We watched this film the other day after a seminar on "Islam in Senegalese literature and Film", led by our seminar director, Professor Mbaye Cham of Howard University. It was amazing, heartbreaking, uplifting. I could not find the whole film with English subtitles but will post whole thing in French and the a short clip with subtitles.

People with physical and mental disabilities endure lives we cannot imagine in a number of places I've traveled. Here in Senegal their seems to be underfunded efforts to assist them in participating in society but you see them struggling daily. Many eke out an existence panhandling. Whole troops of people in wheelchairs congregate on medians here in Dakar. People missing limbs are not numerous but they are here, breaking your heart a bit---I wonder often how this happened to them---what strange accident or difficult birth has befallen them? Little people are here too. I see what seems to be a mother and child near the hotel a few times. They are proud. They are beautiful in a way that I cannot describe here with words.

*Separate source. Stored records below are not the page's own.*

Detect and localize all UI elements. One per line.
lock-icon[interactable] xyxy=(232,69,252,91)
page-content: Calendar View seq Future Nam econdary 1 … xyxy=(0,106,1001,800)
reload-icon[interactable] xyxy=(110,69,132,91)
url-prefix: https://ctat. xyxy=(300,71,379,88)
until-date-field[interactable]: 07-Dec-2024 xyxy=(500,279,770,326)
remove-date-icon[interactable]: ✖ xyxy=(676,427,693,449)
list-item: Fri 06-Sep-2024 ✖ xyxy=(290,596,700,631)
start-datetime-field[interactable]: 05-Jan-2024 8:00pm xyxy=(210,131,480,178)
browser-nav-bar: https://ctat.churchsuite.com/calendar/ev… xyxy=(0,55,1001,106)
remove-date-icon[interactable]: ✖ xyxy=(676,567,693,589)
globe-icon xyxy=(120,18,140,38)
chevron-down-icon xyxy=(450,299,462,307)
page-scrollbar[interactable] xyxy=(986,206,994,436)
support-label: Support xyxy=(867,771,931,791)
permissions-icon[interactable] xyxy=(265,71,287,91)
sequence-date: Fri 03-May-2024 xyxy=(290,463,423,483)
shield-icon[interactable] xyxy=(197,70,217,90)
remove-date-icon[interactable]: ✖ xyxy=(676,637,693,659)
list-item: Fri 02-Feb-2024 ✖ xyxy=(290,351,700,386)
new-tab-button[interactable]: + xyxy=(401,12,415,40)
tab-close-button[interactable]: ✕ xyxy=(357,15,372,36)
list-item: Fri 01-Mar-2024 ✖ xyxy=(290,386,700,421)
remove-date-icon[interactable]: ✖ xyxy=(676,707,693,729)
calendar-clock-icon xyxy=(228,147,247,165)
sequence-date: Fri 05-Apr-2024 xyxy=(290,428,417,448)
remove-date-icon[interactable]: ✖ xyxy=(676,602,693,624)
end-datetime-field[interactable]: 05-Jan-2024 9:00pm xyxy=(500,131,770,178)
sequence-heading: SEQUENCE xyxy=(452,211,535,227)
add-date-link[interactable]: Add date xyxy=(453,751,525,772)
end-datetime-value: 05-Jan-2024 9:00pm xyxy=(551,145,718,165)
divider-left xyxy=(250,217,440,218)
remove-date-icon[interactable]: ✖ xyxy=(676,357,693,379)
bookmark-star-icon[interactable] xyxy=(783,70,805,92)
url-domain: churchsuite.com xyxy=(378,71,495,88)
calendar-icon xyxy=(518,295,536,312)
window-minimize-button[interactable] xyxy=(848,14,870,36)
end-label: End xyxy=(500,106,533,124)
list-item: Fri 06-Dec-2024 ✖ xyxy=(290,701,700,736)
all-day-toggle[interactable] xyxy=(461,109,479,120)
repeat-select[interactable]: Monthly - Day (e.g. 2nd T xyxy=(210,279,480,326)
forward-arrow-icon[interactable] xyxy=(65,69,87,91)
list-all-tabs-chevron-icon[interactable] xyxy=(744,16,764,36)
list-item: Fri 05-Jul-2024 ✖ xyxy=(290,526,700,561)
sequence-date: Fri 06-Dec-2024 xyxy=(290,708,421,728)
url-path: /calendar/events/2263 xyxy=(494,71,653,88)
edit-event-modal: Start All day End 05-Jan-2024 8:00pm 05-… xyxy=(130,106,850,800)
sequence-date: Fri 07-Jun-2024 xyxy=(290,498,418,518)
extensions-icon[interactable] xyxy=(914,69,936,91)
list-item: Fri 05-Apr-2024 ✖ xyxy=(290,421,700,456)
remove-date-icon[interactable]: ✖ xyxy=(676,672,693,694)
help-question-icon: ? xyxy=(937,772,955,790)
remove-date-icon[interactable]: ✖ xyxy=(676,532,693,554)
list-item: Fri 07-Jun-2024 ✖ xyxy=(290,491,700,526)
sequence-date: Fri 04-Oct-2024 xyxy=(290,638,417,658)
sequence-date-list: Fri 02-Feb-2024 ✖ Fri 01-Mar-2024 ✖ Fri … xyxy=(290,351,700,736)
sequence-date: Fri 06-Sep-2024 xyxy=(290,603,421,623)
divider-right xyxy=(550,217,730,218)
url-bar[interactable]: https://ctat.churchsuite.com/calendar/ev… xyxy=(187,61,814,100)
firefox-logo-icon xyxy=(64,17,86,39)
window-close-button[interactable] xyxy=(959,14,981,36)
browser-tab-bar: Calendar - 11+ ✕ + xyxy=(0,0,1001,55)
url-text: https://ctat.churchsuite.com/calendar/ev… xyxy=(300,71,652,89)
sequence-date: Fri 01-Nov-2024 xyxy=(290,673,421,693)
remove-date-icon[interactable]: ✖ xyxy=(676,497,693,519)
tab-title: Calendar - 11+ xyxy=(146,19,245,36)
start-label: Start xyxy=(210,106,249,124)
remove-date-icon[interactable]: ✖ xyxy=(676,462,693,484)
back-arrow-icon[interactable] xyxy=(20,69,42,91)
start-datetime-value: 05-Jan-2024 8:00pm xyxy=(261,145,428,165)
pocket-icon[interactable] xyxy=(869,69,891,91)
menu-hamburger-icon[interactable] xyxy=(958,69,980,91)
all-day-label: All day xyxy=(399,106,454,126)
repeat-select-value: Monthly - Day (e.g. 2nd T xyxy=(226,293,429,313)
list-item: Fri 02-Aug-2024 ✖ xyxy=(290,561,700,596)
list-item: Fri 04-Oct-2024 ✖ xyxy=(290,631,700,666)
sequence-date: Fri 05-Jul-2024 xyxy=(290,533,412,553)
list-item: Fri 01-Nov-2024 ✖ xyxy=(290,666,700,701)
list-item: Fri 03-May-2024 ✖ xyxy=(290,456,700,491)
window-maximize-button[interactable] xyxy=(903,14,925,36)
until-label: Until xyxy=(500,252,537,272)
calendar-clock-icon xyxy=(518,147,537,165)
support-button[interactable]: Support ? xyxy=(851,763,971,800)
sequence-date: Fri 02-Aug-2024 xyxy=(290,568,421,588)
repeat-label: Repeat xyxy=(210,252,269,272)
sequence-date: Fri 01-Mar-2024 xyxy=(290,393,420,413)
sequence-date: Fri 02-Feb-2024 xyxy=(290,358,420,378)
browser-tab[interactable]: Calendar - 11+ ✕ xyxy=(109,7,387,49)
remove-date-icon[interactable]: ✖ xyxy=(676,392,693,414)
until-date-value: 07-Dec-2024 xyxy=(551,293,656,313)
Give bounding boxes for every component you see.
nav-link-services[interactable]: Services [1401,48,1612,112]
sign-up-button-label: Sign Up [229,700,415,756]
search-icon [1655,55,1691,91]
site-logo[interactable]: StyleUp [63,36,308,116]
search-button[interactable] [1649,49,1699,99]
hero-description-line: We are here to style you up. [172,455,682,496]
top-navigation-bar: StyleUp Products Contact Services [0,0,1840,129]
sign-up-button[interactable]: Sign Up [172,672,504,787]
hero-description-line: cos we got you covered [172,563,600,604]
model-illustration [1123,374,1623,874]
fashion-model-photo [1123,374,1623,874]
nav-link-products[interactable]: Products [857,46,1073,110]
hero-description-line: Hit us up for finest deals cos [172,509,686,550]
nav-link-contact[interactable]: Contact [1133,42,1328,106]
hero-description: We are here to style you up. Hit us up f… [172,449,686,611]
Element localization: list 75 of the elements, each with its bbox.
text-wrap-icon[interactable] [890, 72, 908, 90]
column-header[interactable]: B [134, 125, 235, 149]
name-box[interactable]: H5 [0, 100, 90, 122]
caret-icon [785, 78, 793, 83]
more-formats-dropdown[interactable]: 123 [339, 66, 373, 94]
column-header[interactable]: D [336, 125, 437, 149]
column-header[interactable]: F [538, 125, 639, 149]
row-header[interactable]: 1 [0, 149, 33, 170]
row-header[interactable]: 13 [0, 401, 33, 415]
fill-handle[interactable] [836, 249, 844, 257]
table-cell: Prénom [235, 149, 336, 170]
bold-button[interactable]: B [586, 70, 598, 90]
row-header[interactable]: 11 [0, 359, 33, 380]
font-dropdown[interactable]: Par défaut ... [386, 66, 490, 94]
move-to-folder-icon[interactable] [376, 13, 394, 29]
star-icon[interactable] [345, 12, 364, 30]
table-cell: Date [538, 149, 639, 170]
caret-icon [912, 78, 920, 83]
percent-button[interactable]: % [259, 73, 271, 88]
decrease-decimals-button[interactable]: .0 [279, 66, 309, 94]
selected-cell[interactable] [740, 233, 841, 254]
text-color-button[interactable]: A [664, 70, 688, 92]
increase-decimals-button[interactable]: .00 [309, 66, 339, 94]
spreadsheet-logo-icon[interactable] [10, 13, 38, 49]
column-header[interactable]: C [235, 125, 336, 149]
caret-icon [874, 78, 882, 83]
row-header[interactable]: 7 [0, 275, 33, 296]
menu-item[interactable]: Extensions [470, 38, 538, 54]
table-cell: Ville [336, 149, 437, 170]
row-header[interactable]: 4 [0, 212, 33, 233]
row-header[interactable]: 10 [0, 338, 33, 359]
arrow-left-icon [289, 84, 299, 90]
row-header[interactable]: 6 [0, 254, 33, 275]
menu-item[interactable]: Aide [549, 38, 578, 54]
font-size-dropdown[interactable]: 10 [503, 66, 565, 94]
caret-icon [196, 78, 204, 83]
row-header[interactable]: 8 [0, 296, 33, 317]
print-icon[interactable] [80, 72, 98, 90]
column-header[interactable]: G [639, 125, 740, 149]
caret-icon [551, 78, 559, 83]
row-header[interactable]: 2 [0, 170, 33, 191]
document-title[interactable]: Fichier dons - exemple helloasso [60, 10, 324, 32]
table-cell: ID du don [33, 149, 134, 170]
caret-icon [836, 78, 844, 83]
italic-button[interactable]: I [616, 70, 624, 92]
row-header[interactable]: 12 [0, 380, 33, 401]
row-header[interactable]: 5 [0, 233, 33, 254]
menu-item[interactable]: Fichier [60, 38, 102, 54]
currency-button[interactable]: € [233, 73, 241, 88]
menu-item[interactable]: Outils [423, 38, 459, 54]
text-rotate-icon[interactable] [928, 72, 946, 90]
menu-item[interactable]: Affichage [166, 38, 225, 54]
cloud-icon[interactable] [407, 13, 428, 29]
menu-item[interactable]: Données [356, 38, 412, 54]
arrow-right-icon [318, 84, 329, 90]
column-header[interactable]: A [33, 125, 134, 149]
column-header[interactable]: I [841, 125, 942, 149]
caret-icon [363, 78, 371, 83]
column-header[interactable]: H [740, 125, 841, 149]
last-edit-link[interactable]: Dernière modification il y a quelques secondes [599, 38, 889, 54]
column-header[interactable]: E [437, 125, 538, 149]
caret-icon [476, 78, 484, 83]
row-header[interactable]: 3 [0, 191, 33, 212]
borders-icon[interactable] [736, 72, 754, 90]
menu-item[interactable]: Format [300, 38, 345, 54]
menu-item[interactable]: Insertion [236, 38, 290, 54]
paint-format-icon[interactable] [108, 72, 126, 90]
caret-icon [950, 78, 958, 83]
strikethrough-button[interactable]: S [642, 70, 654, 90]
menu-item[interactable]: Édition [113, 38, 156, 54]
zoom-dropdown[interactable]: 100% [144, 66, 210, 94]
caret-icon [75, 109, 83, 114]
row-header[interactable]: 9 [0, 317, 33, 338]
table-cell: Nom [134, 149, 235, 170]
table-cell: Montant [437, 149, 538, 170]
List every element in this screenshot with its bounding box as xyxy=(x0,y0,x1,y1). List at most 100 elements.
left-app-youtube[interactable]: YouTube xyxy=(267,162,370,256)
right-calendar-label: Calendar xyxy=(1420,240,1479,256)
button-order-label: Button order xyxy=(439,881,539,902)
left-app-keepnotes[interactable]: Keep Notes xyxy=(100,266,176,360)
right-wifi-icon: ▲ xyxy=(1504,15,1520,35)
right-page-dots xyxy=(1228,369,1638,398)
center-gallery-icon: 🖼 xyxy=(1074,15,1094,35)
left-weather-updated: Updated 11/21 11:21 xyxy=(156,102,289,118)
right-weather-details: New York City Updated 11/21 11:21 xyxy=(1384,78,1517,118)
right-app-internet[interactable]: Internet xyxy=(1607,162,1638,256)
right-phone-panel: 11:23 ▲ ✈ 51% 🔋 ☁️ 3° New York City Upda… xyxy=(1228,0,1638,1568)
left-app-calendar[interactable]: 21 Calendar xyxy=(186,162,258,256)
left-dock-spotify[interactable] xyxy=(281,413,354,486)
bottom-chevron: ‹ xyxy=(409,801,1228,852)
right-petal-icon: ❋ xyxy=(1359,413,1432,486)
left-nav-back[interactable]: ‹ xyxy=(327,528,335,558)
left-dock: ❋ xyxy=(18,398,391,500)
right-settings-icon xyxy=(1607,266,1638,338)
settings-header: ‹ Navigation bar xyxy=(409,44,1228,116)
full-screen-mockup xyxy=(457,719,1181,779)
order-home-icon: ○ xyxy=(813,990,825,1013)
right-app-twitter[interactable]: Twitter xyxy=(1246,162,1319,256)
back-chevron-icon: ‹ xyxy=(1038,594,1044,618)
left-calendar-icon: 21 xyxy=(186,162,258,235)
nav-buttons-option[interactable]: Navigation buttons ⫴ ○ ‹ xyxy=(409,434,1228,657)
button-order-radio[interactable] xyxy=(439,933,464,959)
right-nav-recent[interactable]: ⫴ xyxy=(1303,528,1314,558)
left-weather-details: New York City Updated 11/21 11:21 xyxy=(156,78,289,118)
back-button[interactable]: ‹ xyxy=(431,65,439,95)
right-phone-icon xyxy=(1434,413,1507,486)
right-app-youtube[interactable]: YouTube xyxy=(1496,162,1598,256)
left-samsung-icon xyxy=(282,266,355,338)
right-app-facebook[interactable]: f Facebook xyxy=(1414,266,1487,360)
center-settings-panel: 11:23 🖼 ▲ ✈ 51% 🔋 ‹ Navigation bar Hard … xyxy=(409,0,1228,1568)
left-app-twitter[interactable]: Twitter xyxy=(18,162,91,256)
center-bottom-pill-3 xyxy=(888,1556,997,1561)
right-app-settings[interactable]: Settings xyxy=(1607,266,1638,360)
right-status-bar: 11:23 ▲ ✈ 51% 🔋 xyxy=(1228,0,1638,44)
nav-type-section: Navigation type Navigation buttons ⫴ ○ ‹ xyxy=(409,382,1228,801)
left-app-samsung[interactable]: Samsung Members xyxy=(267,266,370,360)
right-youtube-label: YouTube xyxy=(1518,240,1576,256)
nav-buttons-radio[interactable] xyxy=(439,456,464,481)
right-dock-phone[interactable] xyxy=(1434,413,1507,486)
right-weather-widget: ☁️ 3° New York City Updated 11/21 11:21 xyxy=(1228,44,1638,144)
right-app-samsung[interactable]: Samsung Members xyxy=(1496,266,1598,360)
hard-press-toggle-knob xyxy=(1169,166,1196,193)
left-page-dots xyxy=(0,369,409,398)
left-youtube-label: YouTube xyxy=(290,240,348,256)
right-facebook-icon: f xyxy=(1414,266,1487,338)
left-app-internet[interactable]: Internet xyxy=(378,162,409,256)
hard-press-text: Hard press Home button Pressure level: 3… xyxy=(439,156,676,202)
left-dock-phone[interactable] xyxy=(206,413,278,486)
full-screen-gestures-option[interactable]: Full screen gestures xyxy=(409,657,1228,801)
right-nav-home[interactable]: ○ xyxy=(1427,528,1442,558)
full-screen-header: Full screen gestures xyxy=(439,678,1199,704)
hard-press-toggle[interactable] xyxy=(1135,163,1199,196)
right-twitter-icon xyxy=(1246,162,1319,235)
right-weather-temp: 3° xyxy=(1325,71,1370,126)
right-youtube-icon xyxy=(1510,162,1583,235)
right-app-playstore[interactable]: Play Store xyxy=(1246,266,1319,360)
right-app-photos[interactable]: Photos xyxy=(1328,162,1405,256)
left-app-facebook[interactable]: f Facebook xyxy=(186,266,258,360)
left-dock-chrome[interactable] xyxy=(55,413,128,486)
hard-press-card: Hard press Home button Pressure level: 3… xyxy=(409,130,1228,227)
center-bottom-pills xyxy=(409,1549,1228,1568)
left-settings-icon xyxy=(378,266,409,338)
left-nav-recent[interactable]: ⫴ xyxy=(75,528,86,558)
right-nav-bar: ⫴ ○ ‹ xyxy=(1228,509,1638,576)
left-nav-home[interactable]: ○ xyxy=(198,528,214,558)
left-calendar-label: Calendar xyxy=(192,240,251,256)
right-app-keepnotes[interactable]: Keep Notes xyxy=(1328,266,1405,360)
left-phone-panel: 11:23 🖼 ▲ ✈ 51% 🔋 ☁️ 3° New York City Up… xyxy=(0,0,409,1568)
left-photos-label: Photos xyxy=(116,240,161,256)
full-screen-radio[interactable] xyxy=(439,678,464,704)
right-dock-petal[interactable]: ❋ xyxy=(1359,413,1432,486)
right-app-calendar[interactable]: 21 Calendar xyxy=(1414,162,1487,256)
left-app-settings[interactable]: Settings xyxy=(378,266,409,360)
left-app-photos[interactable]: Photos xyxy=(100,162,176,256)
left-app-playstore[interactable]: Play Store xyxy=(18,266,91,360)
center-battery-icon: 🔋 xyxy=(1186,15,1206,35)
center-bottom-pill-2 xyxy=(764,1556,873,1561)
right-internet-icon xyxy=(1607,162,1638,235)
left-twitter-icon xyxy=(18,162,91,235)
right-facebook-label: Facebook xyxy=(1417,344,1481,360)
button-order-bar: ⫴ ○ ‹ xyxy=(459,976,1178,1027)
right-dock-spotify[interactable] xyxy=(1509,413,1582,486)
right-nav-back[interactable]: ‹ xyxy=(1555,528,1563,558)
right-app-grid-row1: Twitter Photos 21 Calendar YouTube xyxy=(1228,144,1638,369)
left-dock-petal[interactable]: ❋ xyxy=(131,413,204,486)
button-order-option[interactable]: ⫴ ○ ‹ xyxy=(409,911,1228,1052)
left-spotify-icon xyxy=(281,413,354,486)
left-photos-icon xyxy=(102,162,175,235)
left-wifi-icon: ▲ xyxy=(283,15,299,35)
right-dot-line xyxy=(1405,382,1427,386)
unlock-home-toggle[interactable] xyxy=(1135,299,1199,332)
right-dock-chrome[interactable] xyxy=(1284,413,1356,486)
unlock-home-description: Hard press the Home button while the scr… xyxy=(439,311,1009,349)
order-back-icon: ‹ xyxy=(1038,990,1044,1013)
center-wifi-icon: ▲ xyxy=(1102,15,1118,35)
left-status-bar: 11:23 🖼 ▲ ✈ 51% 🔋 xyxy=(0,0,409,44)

On the ferry home from Goree Island I am at the bow of the ship, photographing the port of Dakar as we come in. A young man crawls up to me on my bench. His legs are withered and of hardly any use to him but he manages to move, sit up, halfway stand. He tries to sell me some simple paintings on parchment that I don't really have a desire for...I say no for the hundredth time today it seems---Goree is a gauntlet of street sellers wearing you down---they are even on the boat. He tells me that his wheelchair is broken. I still say no, selfishly not wanting to get my wallet out in the throng---inviting perhaps even more unwanted interactions. He resignedly crawls away on the dusty, filthy deck. I am ashamed. As I exit, I look for him. He is propped up against the wall of the port, already hawking his wares. I quickly walk over and hand him almost $20 in Francs. Fix your chair I say. He thanks me. I do not recount this to engender your praise for my "generosity". But as I write this I have tears in my eyes. Sometimes the world seems a place beyond hopelessness and I feel powerless to change anything. I felt the same way in Russia one day as I watched a boy in a wheelchair trying to descend from a bus with atrociously inadequate disabled facilities---the driver trying to expedite his exit by closing door on him as he and his elderly mother tried to disembark. The faces on the bus impassive.....The cold there sapping my own healthy body of any will to continue on. I see it on my own campus sometimes as fellow students avert their eyes at someone without their own innocuous physical advantages---or who simply look different. Words escape me.